Estamos protegidos da radiação espacial na Terra? Considerações finais
Sim, mas não totalmente. A vida na Terra é protegida parcialmente do impacto das radiações solar e cósmica pelos campos magnéticos que cercam a Terra e nos protegem de ventos solares e raios galácticos cósmicos; pela atmosfera terrestre que bloqueia a radiação ultravioleta danosa e pelos cinturões de Van Allen, que fazem parte dos campos magnéticos. À medida que se afasta das camadas protetoras da Terra, a vida é exposta a todo o espectro de radiação eletromagnética e seus efeitos prejudiciais.
O nosso planeta adquiriu condições ideais de habitabilidade ao longo de bilhões de anos, que permitiram a prosperidade e manutenção das formas de vida que conhecemos hoje. A presença da atmosfera também desempenha outras funções importantes para a manutenção da vida como manter a temperatura média do planeta (evita grandes amplitudes térmicas entre o dia e a noite e mantém o estado líquido da água) e aquecer a superfície por meio da retenção de calor (efeito estufa).
O planeta Marte pode ter tido condições ideais para sustentar formas de vida em seu passado, quando apresentava um campo magnético que sustentava uma atmosfera muito mais densa do que a atual, e um provável oceano de água líquida. Evidências semelhantes a leitos de rios secos e minerais que só se formam na presença de água líquida indicam que o antigo clima marciano era muito diferente, quente o suficiente para a água fluir na superfície por longos períodos. A água líquida não é mais estável na superfície de Marte hoje porque a atmosfera agora é muito fria e fina para suportá-la, já que parte da mesma foi varrida por ventos solares e radiação espacial, de um sol primitivo e mais intenso, e seu oceano foi perdido para o espaço.
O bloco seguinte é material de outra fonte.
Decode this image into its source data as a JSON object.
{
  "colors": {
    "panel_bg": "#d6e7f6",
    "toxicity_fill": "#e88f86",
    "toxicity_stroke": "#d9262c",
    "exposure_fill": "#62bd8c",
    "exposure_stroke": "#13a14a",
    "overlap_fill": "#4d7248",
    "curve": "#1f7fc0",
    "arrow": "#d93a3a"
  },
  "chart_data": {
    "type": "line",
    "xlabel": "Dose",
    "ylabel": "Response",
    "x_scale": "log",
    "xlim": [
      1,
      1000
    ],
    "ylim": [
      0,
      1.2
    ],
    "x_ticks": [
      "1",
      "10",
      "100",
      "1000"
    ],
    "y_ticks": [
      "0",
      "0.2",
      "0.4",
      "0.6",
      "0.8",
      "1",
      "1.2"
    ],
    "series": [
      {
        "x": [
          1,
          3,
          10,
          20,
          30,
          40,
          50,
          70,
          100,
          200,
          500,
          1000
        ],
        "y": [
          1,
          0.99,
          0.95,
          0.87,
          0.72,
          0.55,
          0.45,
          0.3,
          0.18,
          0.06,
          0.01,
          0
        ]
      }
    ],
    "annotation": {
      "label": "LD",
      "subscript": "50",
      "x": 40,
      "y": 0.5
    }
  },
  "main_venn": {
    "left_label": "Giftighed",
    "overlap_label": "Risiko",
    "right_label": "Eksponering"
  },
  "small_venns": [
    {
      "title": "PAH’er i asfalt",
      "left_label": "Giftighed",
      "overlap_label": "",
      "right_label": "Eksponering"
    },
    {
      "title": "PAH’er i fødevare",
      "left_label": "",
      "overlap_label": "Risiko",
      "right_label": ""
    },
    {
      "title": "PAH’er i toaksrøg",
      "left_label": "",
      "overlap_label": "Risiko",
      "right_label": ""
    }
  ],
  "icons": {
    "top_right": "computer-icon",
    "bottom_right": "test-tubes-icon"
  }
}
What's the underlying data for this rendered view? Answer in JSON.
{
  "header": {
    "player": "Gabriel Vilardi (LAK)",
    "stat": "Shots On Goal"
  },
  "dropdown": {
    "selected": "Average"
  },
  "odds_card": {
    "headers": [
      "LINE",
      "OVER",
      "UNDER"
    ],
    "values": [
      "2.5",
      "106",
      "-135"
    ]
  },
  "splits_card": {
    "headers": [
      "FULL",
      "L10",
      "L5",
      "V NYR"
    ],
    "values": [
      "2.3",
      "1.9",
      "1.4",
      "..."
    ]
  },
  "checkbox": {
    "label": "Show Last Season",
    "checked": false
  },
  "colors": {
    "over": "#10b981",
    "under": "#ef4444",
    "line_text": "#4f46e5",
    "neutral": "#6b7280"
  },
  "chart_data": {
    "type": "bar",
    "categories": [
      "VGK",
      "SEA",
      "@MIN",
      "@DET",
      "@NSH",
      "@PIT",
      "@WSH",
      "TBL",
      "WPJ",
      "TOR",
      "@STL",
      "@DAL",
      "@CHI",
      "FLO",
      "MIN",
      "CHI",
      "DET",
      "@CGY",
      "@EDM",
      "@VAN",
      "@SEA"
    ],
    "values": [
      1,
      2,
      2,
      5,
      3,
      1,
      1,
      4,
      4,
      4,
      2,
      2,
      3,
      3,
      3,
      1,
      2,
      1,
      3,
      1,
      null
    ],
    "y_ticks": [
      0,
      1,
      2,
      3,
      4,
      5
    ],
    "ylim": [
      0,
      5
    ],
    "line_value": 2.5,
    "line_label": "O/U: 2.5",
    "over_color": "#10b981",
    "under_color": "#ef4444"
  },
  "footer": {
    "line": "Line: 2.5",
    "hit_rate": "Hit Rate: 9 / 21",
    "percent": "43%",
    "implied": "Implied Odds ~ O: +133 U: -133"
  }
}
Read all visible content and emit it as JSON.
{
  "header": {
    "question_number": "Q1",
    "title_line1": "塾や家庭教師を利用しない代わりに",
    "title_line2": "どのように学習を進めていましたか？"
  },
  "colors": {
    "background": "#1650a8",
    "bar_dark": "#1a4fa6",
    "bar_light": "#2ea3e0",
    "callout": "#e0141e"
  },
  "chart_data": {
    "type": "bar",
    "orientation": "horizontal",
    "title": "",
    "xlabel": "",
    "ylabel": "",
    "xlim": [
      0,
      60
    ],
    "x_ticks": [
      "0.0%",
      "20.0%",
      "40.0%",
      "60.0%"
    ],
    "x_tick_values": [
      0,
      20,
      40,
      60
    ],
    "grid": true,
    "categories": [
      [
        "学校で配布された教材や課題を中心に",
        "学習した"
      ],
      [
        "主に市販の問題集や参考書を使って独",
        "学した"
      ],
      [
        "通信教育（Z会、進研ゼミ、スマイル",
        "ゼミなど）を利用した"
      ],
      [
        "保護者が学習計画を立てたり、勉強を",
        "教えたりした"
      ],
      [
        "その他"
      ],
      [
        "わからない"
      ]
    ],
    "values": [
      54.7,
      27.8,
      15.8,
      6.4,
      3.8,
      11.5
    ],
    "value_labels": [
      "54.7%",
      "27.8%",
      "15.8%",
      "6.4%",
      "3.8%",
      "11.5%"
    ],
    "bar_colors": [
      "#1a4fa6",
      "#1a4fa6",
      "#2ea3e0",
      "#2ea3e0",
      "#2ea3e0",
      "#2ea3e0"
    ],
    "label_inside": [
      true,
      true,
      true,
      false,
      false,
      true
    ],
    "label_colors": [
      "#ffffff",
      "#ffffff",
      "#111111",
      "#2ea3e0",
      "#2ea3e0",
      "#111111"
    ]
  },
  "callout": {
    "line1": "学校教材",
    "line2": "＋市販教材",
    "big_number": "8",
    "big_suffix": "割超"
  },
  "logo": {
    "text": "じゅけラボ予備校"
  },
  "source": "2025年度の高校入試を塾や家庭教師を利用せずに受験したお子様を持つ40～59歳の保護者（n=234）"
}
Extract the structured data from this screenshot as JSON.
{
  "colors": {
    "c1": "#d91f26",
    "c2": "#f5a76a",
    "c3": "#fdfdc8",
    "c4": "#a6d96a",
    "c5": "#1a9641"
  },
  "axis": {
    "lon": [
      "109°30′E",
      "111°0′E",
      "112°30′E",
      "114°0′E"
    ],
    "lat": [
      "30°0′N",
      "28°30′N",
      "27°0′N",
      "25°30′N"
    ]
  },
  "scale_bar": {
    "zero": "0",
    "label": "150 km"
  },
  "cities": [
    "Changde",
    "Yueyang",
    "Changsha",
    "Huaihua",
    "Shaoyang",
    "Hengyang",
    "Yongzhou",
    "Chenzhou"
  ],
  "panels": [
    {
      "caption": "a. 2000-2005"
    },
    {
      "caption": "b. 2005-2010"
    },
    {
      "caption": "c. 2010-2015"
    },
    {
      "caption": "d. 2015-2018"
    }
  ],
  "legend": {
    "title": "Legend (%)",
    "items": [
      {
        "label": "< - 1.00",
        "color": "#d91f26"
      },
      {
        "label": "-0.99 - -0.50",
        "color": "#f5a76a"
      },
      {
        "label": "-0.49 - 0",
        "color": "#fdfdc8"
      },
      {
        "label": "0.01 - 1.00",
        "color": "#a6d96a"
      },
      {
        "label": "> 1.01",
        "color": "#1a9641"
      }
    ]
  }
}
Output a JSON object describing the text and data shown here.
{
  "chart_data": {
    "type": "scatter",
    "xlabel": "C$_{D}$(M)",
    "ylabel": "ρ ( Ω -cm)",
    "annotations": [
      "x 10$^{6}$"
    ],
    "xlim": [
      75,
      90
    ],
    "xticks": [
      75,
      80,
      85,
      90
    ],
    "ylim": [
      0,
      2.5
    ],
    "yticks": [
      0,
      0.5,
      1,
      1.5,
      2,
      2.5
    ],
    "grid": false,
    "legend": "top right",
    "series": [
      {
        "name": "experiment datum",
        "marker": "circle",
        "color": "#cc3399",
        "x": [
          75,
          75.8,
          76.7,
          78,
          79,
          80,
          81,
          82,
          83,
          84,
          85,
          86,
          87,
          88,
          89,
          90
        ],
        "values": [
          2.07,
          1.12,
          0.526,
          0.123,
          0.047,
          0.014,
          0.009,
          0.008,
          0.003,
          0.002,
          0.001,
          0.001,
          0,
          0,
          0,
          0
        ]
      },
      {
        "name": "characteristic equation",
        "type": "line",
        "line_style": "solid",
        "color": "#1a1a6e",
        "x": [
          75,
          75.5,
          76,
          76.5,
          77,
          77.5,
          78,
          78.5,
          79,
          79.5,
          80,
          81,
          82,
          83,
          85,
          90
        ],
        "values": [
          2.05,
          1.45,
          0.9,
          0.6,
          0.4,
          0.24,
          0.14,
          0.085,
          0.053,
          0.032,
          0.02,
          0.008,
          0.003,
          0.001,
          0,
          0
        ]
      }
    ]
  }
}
Por todos essas diversos papéis da radiação espacial em processos astrofísicos e interação com superfícies planetárias que podem afetar diretamente as formas de vida que conhecemos (e as que podem já ter surgido em algum momento pelo Sistema Solar), estudar as implicações da radiação na astrobiologia e exploração espacial pode nos ajudar a chegar cada vez mais perto de desvendar questões sobre o início da vida, como ela pode estar lidando ou ter lidado com o ambiente extraterrestre e principalmente a aprimorar estratégias de proteção para avanços na exploração com viagens tripuladas.